As a child my mother used to tell me those timeless words when I would want what I wanted when I wanted it and couldn’t have it. “Buy-and-hold” stock market investors are probably tired of hearing those words about now. The S&P 500 Index has declined nearly 50% from its peak. With the global financial crisis continuing to unravel world economies, not many people are comfortable making bets about how long it will take to break even this time around
Everyone has heard about the US stock market crash of October 1929, but few people remember that it took 25 years for the market to recover to its former peak.
Japan’s stock market – the world’s second largest – peaked in 1989. It has been nearly 20 years and the level of the Japanese stock market is just 20% of its peak value.
Today I looked at the education accounts I set up for my grandchildren. I use a form of buy-and-hold called “dollar cost averaging” where so many dollars per month are automatically deposited into each child’s education (529) account. Unfortunately, I don’t have the choice of following the Sage Investment Strategies Timing Model. Instead, the deposits are invested in a “target date” fund that is automatically adjusted to invest more conservatively as the child’s 18th birthday approaches. My grandkids’ accounts have lost more than 35% of their value and I wonder how long it will take those accounts to break even. Maybe they will never make any money, depending on how many years it takes the market to come back.
The only way I have ever consistently made money in the market is to unemotionally follow my own mechanical timing model. Before developing my model I tried others’ timing models and was not happy with the results I got. The owners didn’t explain the model’s historical drawdown or standard deviation – only how much money I could have made if I had only been smart enough to find them 20 years ago. After following their timing signals I took a bloodbath when the market turned. I found out the hard way that their positions were too concentrated – not well diversified – and that the portfolio value could fluctuate wildly.
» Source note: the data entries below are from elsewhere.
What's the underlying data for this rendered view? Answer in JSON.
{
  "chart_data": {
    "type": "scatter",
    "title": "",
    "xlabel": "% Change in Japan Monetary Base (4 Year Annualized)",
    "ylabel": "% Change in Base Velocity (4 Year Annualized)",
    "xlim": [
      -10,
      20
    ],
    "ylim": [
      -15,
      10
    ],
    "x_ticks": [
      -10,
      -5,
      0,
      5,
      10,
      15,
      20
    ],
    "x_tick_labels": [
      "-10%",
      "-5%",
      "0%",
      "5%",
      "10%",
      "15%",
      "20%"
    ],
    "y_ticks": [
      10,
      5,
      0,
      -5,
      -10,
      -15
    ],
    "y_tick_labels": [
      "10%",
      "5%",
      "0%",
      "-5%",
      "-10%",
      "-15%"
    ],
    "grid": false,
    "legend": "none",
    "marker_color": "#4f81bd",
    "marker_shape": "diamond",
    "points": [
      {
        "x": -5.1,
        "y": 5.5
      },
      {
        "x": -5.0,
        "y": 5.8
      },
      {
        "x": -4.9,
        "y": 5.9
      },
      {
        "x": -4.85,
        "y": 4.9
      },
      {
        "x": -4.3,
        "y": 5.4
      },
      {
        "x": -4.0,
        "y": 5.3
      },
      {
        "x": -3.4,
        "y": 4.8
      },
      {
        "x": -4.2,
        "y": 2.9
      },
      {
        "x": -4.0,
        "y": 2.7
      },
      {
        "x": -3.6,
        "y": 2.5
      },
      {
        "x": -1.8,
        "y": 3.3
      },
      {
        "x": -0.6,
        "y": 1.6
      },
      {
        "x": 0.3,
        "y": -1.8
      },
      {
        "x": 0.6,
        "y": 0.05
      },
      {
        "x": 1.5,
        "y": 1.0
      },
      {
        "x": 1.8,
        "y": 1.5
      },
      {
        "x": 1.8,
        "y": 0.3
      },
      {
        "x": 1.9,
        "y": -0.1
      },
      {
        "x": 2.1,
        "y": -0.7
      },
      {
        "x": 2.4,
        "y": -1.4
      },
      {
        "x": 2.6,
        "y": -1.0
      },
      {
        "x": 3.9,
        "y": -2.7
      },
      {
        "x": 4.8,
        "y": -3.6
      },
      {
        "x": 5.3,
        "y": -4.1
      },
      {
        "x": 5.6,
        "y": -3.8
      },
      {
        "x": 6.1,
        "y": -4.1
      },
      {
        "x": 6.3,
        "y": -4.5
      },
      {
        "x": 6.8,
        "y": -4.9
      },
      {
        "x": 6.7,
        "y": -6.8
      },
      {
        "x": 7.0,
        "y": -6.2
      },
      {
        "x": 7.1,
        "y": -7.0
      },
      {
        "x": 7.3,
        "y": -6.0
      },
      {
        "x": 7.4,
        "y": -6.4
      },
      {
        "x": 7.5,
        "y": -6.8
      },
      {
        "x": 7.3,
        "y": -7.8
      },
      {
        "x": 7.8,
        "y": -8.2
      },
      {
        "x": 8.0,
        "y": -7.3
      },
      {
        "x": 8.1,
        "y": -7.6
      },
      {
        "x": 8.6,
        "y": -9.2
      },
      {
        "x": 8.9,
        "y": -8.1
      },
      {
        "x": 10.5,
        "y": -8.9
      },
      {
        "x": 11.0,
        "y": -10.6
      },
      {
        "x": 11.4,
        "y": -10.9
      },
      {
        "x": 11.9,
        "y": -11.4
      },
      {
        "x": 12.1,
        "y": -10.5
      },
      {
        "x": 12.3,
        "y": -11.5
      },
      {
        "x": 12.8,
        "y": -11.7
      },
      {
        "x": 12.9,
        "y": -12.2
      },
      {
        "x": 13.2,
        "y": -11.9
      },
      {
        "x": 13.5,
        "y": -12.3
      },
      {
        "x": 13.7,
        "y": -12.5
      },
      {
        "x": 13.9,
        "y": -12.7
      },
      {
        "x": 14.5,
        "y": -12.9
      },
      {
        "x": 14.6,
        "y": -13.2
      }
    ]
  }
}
Once again I learned the old saying “Patience is a virtue.”
I’m not implying that my mechanical timing model is a get-rich-quick scheme – it’s not – although looking at the recent results of the SIS Long & Short Portfolio strategy one might get a different idea! What I like about the Sage Investment Strategies model portfolios is that I sleep soundly at night without worrying about my investments. I used to worry a lot about our financial future every time a market downturn came along and we lost money.
I never had confidence in buy-and-hold as a strategy. I never had confidence in the market timing strategies of others that I tried. And I quickly lost confidence in the professional money managers I hired because they didn’t seem to do any better than me! But I am so confident in the Sage Investment Strategies Timing Model – or SISTM as I call it – that I use it to manage 100% of my own, my wife’s and my 87-year old widowed mother’s investments.
As much as it takes discipline and patience to follow a buy-and-hold strategy without wavering, one must possess the same virtues to follow a mechanical timing model. Some subscribers may be tempted to second-guess the model, especially if the SISTM generates a signal contrary to what they are feeling or expecting. Or perhaps they are following one of the SIS (Sage Investment Strategies) portfolios but maybe its performance is lagging behind other SIS portfolios or the benchmarks.
While it takes virtues of both discipline and patience to stay the course with whatever strategy one follows, I take great comfort in following a system that won’t take 25 years to break even.